Air Club of Santiago 85th Anniversary Report

Sunday 5th May 2013

The Air Club of Santiago was founded in 1928, under the name of "Club Aéreo de Chile" (Chilean Air Club), at the military aviation facilities at El Bosque Air Base. Today it is located in Tobalaba Airfield. Hundreds, if not thousands, of civil pilots were trained in the intervening years.

Antonio Segovia Rentería was at Tobalaba and sends us his account of a day of celebration at the airfield.

On Sunday 5th of May the anniversary celebration of Club Aéreo de Santiago was held. It was a very sunny day, with clear skies giving the perfect landscape for the ceremony. At 11:00 local time the Civil Aerial Authorities and the Chilean Air Force started festivities on the ground. Meanwhile five Piper PA-38 Tomahawk IIs and two new Diamond DA-20s were taxiing to the northern end of the runway. Unusually, the crews stopped the engines and got out of their airplanes for the final part of the speech. A few minutes after that, the pilots returned to their airplanes and departed. The first wave was three Piper Tomahawk II, followed by the remaining two, and finally the DA-20s.

he departures continued with a formation of three Beechcraft T-34 Mentors, led by the yellow aircraft, CC-PNV, followed by a section of two bare metal Mentors from the Air Club. All of the Mentors are ex-Chilean Air Force airframes.

The last airplanes to take off were the Escuadrilla de Aviones Clásicos (Classic Airplane Squadron), composed of a Cessna 180, Aeronca 7EC, Piper PA-18, Cessna 140, Ryan ST-3KR, Piper J3C, Aeronca 7AC and the oldest airworthy airframe in Chile, a Luscombe 8A built in 1939.

The flying display started with a delta formation of the five Piper Tomahawk IIs, followed by a flypast from the DA-20s from the north to south. The three T-34 Mentors, approaching from the south-east, flew over the main tribune and made a 360 turn to get in front of the control tower and passed over the crowd again. Then the Piper Tomahawk IIs (now in echelon formation) arrived from the north and performed a left turn for landing, followed by the DA-20s, with all of the airplanes landing individually.
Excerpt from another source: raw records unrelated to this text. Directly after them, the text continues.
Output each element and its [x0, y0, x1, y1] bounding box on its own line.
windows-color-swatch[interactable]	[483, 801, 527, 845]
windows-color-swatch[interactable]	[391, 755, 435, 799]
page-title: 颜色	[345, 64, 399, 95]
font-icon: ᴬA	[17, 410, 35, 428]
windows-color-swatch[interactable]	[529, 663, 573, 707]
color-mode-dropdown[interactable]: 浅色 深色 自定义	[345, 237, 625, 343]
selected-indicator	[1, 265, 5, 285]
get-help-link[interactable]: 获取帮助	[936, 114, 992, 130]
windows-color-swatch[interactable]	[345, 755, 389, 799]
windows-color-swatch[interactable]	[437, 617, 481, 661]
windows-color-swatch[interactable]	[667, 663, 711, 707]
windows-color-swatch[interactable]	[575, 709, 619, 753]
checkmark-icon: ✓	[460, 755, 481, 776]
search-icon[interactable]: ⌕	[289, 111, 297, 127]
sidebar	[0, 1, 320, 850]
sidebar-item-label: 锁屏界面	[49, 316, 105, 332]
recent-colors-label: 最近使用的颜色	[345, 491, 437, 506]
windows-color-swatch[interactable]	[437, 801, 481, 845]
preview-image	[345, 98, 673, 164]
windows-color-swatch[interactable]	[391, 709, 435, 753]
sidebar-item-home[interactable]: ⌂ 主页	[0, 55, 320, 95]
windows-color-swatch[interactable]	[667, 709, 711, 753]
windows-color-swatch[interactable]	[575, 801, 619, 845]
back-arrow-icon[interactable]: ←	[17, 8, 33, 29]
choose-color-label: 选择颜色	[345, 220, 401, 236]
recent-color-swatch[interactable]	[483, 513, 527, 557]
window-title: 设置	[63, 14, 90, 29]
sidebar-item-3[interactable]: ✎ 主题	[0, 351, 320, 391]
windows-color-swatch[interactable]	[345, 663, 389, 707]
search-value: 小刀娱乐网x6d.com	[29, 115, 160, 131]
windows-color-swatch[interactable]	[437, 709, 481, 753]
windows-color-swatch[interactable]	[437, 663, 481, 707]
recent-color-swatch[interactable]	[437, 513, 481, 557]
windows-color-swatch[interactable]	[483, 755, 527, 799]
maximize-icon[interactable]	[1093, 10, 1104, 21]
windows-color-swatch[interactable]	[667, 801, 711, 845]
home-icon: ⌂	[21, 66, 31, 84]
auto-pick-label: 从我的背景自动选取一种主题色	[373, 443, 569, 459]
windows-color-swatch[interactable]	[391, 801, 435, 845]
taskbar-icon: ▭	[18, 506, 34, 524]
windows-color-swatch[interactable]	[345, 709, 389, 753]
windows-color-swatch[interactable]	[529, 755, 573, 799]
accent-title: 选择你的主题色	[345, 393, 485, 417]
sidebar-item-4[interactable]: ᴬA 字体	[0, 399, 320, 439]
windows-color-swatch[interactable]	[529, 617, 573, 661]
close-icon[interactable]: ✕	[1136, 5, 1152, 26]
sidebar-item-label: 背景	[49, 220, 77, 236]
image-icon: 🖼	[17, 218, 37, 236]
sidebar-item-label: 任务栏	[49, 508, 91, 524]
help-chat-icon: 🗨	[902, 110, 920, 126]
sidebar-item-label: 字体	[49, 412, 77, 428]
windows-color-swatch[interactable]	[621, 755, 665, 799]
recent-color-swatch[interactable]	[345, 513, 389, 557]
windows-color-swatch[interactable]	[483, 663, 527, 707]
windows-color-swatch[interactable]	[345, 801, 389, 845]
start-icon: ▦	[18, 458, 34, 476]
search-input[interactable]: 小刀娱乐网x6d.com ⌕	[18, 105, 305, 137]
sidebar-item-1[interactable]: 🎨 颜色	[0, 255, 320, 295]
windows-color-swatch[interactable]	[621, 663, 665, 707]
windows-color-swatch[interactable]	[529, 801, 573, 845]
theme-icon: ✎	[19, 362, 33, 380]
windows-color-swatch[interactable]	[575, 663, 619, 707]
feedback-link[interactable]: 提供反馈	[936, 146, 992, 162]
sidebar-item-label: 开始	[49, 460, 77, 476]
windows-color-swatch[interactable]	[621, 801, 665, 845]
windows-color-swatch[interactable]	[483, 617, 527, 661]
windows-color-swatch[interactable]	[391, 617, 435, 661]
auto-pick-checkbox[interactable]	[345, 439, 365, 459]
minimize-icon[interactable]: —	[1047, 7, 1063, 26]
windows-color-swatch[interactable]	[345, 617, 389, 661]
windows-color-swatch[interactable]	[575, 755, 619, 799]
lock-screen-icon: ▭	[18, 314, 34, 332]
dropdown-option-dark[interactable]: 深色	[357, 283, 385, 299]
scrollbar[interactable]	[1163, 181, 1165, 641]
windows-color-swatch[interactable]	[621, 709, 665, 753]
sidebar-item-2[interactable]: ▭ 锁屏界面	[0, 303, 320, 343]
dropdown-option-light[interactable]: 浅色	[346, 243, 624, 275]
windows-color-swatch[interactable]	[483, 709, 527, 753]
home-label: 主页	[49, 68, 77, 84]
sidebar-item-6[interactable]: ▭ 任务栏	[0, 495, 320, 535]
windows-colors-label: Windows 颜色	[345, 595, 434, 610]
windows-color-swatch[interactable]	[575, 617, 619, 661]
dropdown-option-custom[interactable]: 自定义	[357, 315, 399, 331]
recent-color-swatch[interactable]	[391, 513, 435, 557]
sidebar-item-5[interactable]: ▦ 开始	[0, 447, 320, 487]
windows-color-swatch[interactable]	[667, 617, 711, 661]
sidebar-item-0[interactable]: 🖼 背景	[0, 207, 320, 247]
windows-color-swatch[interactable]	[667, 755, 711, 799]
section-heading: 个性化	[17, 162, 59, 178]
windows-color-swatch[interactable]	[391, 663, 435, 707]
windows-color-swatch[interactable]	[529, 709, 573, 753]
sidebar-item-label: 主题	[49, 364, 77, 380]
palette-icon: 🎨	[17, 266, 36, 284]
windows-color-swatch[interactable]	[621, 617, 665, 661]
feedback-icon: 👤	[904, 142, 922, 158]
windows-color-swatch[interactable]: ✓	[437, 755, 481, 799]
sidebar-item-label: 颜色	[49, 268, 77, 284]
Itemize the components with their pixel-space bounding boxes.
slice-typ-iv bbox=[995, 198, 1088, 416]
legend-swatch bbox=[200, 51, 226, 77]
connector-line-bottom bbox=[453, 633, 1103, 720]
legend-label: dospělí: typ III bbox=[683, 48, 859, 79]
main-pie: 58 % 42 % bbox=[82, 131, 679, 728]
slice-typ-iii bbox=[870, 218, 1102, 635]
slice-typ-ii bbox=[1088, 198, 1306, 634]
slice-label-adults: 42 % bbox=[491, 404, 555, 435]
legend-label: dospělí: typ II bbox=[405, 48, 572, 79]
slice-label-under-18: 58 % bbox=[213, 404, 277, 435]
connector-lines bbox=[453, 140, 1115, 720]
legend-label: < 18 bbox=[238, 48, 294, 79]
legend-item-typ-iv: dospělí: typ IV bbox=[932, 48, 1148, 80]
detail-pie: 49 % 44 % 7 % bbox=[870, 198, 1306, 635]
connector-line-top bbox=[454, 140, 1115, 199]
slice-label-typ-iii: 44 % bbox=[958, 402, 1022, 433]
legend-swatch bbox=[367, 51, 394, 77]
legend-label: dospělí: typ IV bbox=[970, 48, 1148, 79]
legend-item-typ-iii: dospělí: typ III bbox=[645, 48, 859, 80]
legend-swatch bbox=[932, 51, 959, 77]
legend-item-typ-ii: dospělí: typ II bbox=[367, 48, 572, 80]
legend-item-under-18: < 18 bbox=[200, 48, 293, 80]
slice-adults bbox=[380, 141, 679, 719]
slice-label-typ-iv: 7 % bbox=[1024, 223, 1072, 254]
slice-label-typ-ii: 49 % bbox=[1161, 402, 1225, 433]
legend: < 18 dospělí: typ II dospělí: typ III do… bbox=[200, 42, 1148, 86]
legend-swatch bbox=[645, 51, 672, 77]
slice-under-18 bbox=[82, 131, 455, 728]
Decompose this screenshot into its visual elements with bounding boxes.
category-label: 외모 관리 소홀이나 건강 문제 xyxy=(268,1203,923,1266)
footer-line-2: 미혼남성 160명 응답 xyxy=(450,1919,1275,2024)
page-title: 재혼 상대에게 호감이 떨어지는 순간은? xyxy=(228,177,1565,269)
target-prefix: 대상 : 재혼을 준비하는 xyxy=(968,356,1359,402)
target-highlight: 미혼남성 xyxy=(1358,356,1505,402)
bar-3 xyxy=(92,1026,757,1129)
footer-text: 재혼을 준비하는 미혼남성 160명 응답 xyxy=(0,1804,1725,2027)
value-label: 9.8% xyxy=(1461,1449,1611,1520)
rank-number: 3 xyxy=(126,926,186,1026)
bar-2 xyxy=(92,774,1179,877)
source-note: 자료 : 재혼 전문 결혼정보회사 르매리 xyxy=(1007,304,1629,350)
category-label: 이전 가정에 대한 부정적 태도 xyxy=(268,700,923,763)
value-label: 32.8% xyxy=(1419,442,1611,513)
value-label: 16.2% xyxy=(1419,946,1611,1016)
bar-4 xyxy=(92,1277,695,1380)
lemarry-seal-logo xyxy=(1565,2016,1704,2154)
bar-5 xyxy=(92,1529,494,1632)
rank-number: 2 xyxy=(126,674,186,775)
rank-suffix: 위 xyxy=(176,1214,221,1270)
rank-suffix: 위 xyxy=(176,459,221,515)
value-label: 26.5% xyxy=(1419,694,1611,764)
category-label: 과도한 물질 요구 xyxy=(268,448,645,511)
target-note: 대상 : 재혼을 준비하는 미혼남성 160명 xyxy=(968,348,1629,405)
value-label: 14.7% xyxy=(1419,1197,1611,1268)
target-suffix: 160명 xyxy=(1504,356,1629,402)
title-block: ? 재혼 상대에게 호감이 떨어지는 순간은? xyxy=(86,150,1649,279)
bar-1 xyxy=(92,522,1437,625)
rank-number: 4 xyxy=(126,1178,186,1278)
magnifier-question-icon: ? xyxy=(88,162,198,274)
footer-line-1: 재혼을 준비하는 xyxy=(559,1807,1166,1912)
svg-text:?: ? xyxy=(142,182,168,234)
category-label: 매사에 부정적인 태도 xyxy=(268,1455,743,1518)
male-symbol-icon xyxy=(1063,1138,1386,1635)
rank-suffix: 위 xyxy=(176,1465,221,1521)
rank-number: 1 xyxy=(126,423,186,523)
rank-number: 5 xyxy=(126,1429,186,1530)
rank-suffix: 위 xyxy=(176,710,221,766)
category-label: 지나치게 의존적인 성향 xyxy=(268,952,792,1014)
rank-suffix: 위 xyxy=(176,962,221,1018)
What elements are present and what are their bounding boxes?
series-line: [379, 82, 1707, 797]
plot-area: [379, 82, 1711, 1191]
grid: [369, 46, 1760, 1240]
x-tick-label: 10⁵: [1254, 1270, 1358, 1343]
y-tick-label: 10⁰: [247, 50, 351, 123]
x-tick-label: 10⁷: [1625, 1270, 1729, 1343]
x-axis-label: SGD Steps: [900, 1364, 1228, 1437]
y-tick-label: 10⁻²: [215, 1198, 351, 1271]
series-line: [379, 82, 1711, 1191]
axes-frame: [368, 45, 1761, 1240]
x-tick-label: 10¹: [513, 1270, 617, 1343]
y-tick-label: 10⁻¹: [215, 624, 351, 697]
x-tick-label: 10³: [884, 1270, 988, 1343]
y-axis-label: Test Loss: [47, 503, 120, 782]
A few minutes later, from the west, the three Mentors flew over the control tower with the lead aircraft using white smoke, then the airplanes performed a break and the leader performed an Imelmann. Meanwhile, the Piper Tomahawk IIs taxied in together and turned in front of the crowd. From the north, the three T-34 performed a left break and landed.

Afterwards, the classic airplanes arrived from the north in "mouse tail" (line-astern) formation, making a very low pass over the taxiway, beginning with Cessna 180 flying fast and low, then one of the classic Aeronca 7EC (in Chile this airplane was the answer for air clubs without much money), followed by the Piper PA-18, a very low pass from the Cessna 140, the rather loud Ryan ST-3KR, and finally the Piper J3, Aeronca 7AC and Luscombe 8A with the Cessna 180 making a second pass to close the flypast.

The airplanes landed in the same order of their appearance and parked together for the static show. Also in the static display were other airworthy airframes, including the Bo-208, Piper J3, Cessna 185, Piper PA-22 Tripacer, Cessna 170, Cessna 140, GC-1 SuperSwift, ENAER Falco 8, Cessna 140, Husky A-1, Piper PA-18, Cessna 180 and Beechcraft 35 Bonanza.

In the other part of the exhibition were part of the actual fleet of the Air Club, composed of Piper PA-38 Tomahawk II, Piper PA-28, Piper Arrow IV, Cessna 172, Piper PA-34 Seneca, American Champion 8KCAB, Vans RV-9A, Piper PA-18 and the brand new DA-20C1 Eclipse.

The event was a very interesting celebration with a lot of the classic airplanes in Chile flying in a wonderful way. Many thanks for the hospitality of the people in the Air Club of Santiago.